図1は、これから子どもを産む世代を対象に、「男の子」と「女の子」どちらが産まれるといいと思いますかと尋ねた調査(厚生省)の結果です。 この図からも明らかにように、男児願望が強い時代が長らくつづいていました。ところが、1980年代を境に「女の子」が歴史的大逆転を果たしました。

なぜいま女児願望?

では、なぜ親にとって「女の子」のほうがより価値をもつのでしょうか?
次のような理由が考えられます。


女の子がほうがより多くの精神的満足が得られる

先にみたように、最近は親は子どもに「精神的価値」を求めるようになってきています。
この点で、特に母親の場合は、娘の方が小さい頃はオシャレをさせたりできて“可愛い”、娘が年頃になったら一緒に買い物や旅行に行ったりできて“楽しい”、話相手になってもらえて“頼りになる”などなど、より高い価値を「女の子」に見出す傾向が強まっています。

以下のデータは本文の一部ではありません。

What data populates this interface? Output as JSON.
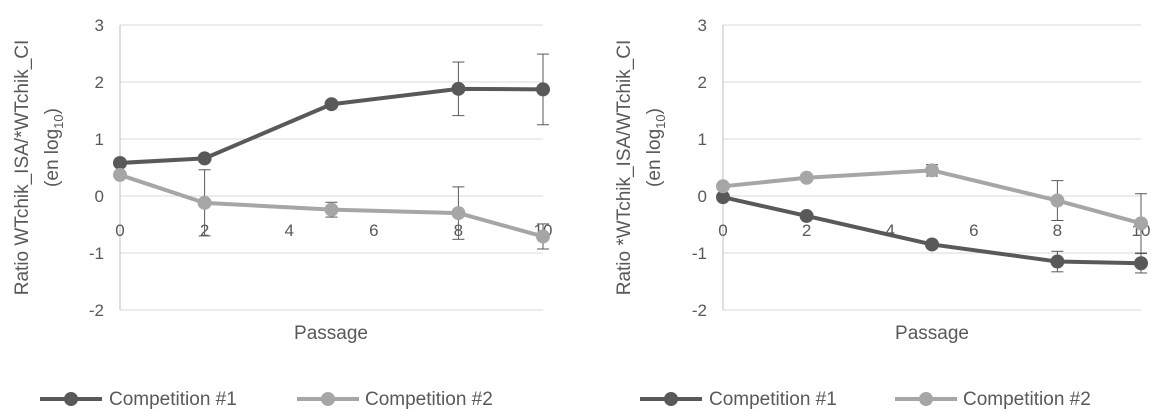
{
  "chart_data": [
    {
      "type": "line",
      "title": "",
      "xlabel": "Passage",
      "ylabel_main": "Ratio WTchik_ISA/*WTchik_CI",
      "ylabel_unit_prefix": "(en log",
      "ylabel_unit_sub": "10",
      "ylabel_unit_suffix": ")",
      "xlim": [
        0,
        10
      ],
      "ylim": [
        -2,
        3
      ],
      "x_ticks": [
        0,
        2,
        4,
        6,
        8,
        10
      ],
      "x_tick_labels": [
        "0",
        "2",
        "4",
        "6",
        "8",
        "10"
      ],
      "y_ticks": [
        -2,
        -1,
        0,
        1,
        2,
        3
      ],
      "y_tick_labels": [
        "-2",
        "-1",
        "0",
        "1",
        "2",
        "3"
      ],
      "grid": "horizontal",
      "legend_position": "bottom",
      "series": [
        {
          "name": "Competition #1",
          "color": "#595959",
          "x": [
            0,
            2,
            5,
            8,
            10
          ],
          "y": [
            0.58,
            0.66,
            1.61,
            1.88,
            1.87
          ],
          "err": [
            0,
            0,
            0,
            0.47,
            0.62
          ]
        },
        {
          "name": "Competition #2",
          "color": "#a6a6a6",
          "x": [
            0,
            2,
            5,
            8,
            10
          ],
          "y": [
            0.37,
            -0.12,
            -0.24,
            -0.3,
            -0.71
          ],
          "err": [
            0,
            0.58,
            0.13,
            0.46,
            0.22
          ]
        }
      ]
    },
    {
      "type": "line",
      "title": "",
      "xlabel": "Passage",
      "ylabel_main": "Ratio *WTchik_ISA/WTchik_CI",
      "ylabel_unit_prefix": "(en log",
      "ylabel_unit_sub": "10",
      "ylabel_unit_suffix": ")",
      "xlim": [
        0,
        10
      ],
      "ylim": [
        -2,
        3
      ],
      "x_ticks": [
        0,
        2,
        4,
        6,
        8,
        10
      ],
      "x_tick_labels": [
        "0",
        "2",
        "4",
        "6",
        "8",
        "10"
      ],
      "y_ticks": [
        -2,
        -1,
        0,
        1,
        2,
        3
      ],
      "y_tick_labels": [
        "-2",
        "-1",
        "0",
        "1",
        "2",
        "3"
      ],
      "grid": "horizontal",
      "legend_position": "bottom",
      "series": [
        {
          "name": "Competition #1",
          "color": "#595959",
          "x": [
            0,
            2,
            5,
            8,
            10
          ],
          "y": [
            -0.02,
            -0.35,
            -0.85,
            -1.15,
            -1.18
          ],
          "err": [
            0,
            0,
            0,
            0.18,
            0.17
          ]
        },
        {
          "name": "Competition #2",
          "color": "#a6a6a6",
          "x": [
            0,
            2,
            5,
            8,
            10
          ],
          "y": [
            0.17,
            0.32,
            0.45,
            -0.08,
            -0.48
          ],
          "err": [
            0,
            0,
            0.1,
            0.35,
            0.52
          ]
        }
      ]
    }
  ]
}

女の子のほうが、親が投入しなければならない心身のエネルギーが少なくてすむ

一般に「男の子」の方が“育てにくい”といわれています。“育てにくさ”は主観的なものですが、統計的には男の子のほうが、身体的・心理的な疾患にかかる確率が高いことが明らかにされています。ならば“育てやすい”といわれている女の子のほうがと思ってしまうのでしょう。

女の子のほうが、親が投入しなければならない経済資源が少なくて済む

最近、大学進学率の男女差が縮まってきていますが、それでもまだ大きな差があります(男子51.5%:女子47.4%, 2015)。この差は能力差とは考えられないので、本人の希望にかかわらず、親が男の子に「せめて大学まで」と希望した結果と考えられます。つまり、男の子の方が教育投資は大きくなりがちです。


女の子のほうが、老後の介護・世話役割を頼みやすい

親は子どもに老後の“経済的な支援”は期待できなくなりました。しかし、それでも、心のどこかで歳をとったら介護をしてほしい、介護が無理ならせめて“精神的な支え”になってほしいと願います。いざ介護となれば家事ができる女の子のほうがあてになる、また“精神的支え”にもなってもらいやすい、そう考える親は決して少なくないでしょう。

以上、4つの理由を見てきましたが、一言でいえば、親、特に母親からみて「女の子」のほうがワリに合うと考えられている、その結果の「女の子」願望であるようです。